Gülşehir ilçesine bağlı Tuzköy yakınlarında toplam rezervi 50.000.000 ton üzerinde zengin tuz yataklarının bir bölümü tekelce işletilmektedir. Ayrıca Nevşehir ili çevresinde iyi blok verebilen kesimlerde tüflerden kesme taş şeklinde inşaat malzemesi üretimi oldukça yaygındır.

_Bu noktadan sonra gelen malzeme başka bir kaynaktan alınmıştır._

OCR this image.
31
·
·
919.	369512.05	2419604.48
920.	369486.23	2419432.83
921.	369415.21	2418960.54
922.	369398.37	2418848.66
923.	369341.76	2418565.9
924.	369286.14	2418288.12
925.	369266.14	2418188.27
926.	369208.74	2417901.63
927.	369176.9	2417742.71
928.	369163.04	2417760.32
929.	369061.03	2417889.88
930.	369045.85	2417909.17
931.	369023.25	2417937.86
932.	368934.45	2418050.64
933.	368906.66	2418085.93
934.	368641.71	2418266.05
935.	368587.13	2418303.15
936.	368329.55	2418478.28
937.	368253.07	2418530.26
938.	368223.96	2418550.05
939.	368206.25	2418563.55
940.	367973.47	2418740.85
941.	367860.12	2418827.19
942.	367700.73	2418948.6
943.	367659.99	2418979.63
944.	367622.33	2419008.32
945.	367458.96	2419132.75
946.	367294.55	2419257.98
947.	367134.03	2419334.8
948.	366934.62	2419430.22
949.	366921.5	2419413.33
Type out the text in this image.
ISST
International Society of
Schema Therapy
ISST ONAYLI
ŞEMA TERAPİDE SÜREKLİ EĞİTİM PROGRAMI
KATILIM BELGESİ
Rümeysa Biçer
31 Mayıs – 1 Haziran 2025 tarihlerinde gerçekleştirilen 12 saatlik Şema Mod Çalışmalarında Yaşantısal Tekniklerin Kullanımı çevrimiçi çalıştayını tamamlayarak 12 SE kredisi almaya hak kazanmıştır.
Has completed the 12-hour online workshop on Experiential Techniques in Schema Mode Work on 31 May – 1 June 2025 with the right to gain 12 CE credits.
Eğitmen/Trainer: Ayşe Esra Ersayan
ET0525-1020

Orta Anadolu, Mütareke”nin belirlediği paylaşım alanlarının dışında kaldığı için Nevşehir, Milli Mücadele yıllarında önemli bir siyasi olaya tanık olmadı. Bununla birlikte 4 Eylül 1919”da toplanan Sivas Kongresi”ne, Nevşehir adına bir delege katıldı: Dellalzade Hacı Osman Efendi. Hacı Osman Efendi, kongrede alınan bütün vilayet ve kazalarda Anadolu ve Rumeli Müdafa-i Hukuk Cemiyeti Şubeleri oluşturulmasını öngören kararın Nevşehir”de uygulanmasına öncülük etti. Bu cemiyetin önde gelenleri Eyüp Bey, Müftü Süleyman Hakkı Efendi, Belediye Başkanı Ahmet Efendi idi. Bugün Nevşehir”e bağlı olan Avanos”ta da cemiyetin bir şubesi kurulmuştu.Bu cemiyetin çalışmalarında en etkin kişi Belediye Başkanı Nuri Bey”dir.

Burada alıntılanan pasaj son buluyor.